Старец по имени Истяслав, лет под девяносто с виду, кивает головой в знак согласия.

                Гостомысл
                (показывает на старца, сидящего в шалаше)
– Ну, а это наш Вторак, Ему одному дадено прошлое помнить и будущее зреть. Он-то тебя и усыпил травами настоянными, да три ночи летал ты на нити богов, куда ему потребно было, для познания мира насущного.

Гостомысл, смотрит на горизонт, собирает пожитки в узелки и корзинки. Появляется легкий ветерок. Шелестела листва на деревьях. В воздухе веет свежестью. Наползают тучи.

                Гостомысл
– Вот и Перун радуется тебе, Никита, что ублаготворил нас своим присутствием. Коли дождь да молнии к вечеру будут, то знать, Перун знак дал, что благоволит тебе и велит оставаться.


Приезжает на арбе человек Аблая. На арбу с огромными колесами слаживают пожитки и заготовки. Сами идут за арбой следом…
Вечером их нагоняет гроза.
Проливной дождь идет всю ночь, небо громыхает, освещая сопку, которая появляется из темноты как изваяние страшных сил.

51. Нат.
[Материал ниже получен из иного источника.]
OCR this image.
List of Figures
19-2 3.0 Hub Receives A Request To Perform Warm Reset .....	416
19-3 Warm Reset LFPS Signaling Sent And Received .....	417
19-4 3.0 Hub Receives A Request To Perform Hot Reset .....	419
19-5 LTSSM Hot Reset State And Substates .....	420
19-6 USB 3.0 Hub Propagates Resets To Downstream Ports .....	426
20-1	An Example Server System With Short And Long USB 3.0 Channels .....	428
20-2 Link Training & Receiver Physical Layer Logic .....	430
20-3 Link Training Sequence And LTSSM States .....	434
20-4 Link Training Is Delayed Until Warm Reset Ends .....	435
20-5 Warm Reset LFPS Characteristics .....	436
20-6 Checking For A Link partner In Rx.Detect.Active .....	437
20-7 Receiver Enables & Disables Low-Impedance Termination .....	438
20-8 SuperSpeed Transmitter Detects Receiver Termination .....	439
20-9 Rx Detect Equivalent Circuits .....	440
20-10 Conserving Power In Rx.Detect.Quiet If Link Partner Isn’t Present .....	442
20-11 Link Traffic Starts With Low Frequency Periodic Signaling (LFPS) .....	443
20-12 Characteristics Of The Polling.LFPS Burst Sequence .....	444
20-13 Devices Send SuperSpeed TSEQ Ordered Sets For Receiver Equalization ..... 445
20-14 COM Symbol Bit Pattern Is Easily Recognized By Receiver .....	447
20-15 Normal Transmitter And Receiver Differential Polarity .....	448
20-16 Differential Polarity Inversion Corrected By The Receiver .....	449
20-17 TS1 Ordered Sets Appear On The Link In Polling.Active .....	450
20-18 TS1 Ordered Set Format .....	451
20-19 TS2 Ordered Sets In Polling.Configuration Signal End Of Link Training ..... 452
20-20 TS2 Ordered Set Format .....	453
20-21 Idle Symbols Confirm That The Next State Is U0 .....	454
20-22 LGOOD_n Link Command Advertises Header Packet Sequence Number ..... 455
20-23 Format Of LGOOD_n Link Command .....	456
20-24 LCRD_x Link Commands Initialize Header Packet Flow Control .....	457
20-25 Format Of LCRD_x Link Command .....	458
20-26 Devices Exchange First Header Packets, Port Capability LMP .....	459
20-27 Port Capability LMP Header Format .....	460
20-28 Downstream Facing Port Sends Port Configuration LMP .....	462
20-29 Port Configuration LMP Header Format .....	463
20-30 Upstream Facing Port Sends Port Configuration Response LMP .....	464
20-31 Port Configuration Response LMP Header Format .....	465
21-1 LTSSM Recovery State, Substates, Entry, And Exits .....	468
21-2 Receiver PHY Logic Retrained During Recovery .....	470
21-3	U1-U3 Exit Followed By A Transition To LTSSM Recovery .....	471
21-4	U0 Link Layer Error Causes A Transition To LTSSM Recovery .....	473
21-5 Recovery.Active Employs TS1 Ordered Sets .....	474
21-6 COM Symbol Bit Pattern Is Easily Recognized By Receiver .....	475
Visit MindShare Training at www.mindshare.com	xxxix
Сибирь. Стоянка беглецов.
Архип и Угор устраиваются на ночлег у костра.


                Архип
– Слышь, Угор, а ты что зрел, когда грибы давеча ел?

                Угор
                (подкидывает хворост в костер)
– Никиту в белых одеждах видел, старого совсем, с бородой до пояса и усами длинными. Видел городище свой, разрушенный и заброшенный. Тебя в кузне, сабли изготавливающего, и мальчонку рядом дуже смышленого. Много видел. Войну видел. Златую Бабу в пещере каменной зрел. Спать ложись. К рассвету пробужу, ты опосля стеречь сон и огонь будешь. Росомаха вокруг ходит, поганый она зверь, подлый зверь. Если стая, то и напасть могут на сонных.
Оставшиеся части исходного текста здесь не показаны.